25 jaar lang heeft ABS geijverd met de gebrekkige middelen waarover zij beschikte, vermits zij geen regeringshulp kreeg en de toelagen van de industrie verre van voldoende waren, om de normen te publiceren waaraan de nationale industrie een uitgesproken behoefte had : normen op het gebied van de mechanica en van de metaalconstructie, normen voor de bouwwerken in gewapend beton, normen voor het materieel van de brandbestrijding. Meer dan 150 documenten zagen alzo het levenslicht.
In de gegeven omstandigheden was dit zeker een prachtig resultaat maar toch onvoldoende in het perspectief van de ontwikkeling die de Belgische industrie en de Belgische economie in de eerste jaren na de tweede wereldoorlog zouden kennen.
Het inzicht en het doorzettingsvermogen van enkele personen, hierin gesteund door de toenmalige minister van Economische Zaken, de Hr. De Smaele hebben dan ook in 1946 geleid tot het oprichten van het Belgische instituut voor normalisatie (BIN).
Derde periode sinds 1946
Het wetsbesluit van 20 september 1945 dat de oprichting van het BIN mogelijk maakte wordt voorafgegaan door een verslag aan de Regent waarin duideluik uiteengezet wordt in welke context een nieuw normalisatie instituut moet opgericht worden. Daarom verdient het ook zijn plaats in dit historisch overzicht.

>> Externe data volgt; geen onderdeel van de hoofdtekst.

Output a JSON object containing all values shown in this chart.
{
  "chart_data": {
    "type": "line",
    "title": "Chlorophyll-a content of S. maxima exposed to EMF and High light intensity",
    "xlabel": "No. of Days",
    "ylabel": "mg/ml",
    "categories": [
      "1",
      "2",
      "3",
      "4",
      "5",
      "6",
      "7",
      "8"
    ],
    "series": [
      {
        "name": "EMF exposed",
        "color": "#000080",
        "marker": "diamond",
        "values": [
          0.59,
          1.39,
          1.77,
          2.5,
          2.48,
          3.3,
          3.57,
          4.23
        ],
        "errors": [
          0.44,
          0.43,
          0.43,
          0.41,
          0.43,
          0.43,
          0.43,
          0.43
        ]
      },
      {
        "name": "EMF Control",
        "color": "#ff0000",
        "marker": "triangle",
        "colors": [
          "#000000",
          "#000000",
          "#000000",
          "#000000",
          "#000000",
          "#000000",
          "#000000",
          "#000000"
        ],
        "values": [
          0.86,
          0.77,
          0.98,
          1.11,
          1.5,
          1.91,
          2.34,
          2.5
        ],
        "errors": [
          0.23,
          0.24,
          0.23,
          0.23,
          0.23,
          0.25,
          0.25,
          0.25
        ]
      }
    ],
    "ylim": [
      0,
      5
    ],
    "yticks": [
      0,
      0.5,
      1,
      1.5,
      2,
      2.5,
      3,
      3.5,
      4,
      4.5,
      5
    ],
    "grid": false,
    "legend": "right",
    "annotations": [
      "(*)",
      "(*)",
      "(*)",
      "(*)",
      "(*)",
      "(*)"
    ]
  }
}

« De voortbrengselen van de Belgische industrie bereiken in alle domeinen een steeds toenemende graad van verscheidenheid en ingewikkeldheid waardoor de nood ontstaat aan duidelijke voorschriften nopens hun afmetingen en hun gebruiksvoorwaarden die op dezelfde wijze moeten toegepast worden in heel het land, en die moeten opgesteld worden rekening houdend met hetgeen op dit gebied in andere landen gedaan wordt.
De toepassing van deze voorschriften laat immers toe dat de producenten het aantal gefabriceerde types verminderen, dat de consumenten hun prijsaanvragen beter zullen kunnen opstellen, dat ze gemakkelijker de aangeboden materialen onderling zullen kunnen vergelijken en deze ten slotte beter zullen kunnen gebruiken door ze toe te passen binnen de zone van hun normale bedrijfsvoorwaarden en hun onderdelen uitwisselbaar te maken : uit dit alles vloeien vele besparingen voort op het niveau van de productie en op dit van de consumptie. »
Het wetsbesluit voorziet ook dat het nieuw op te richten organisme zal kunnen genieten van het prestige van de Koninklijke goedkeuring en van een financiële steun van de regering.
In uitvoering van voornoemd wetsbesluit werd op 25 februari 1946 het Belgisch instituut voor normalisatie opgericht onder de vorm van een vereniging zonder winstbejag.
Later werd het BIN eveneens onderworpen aan de wet van 16 maart 1954 betreffende de controle op sommige instellingen van openbaar nut.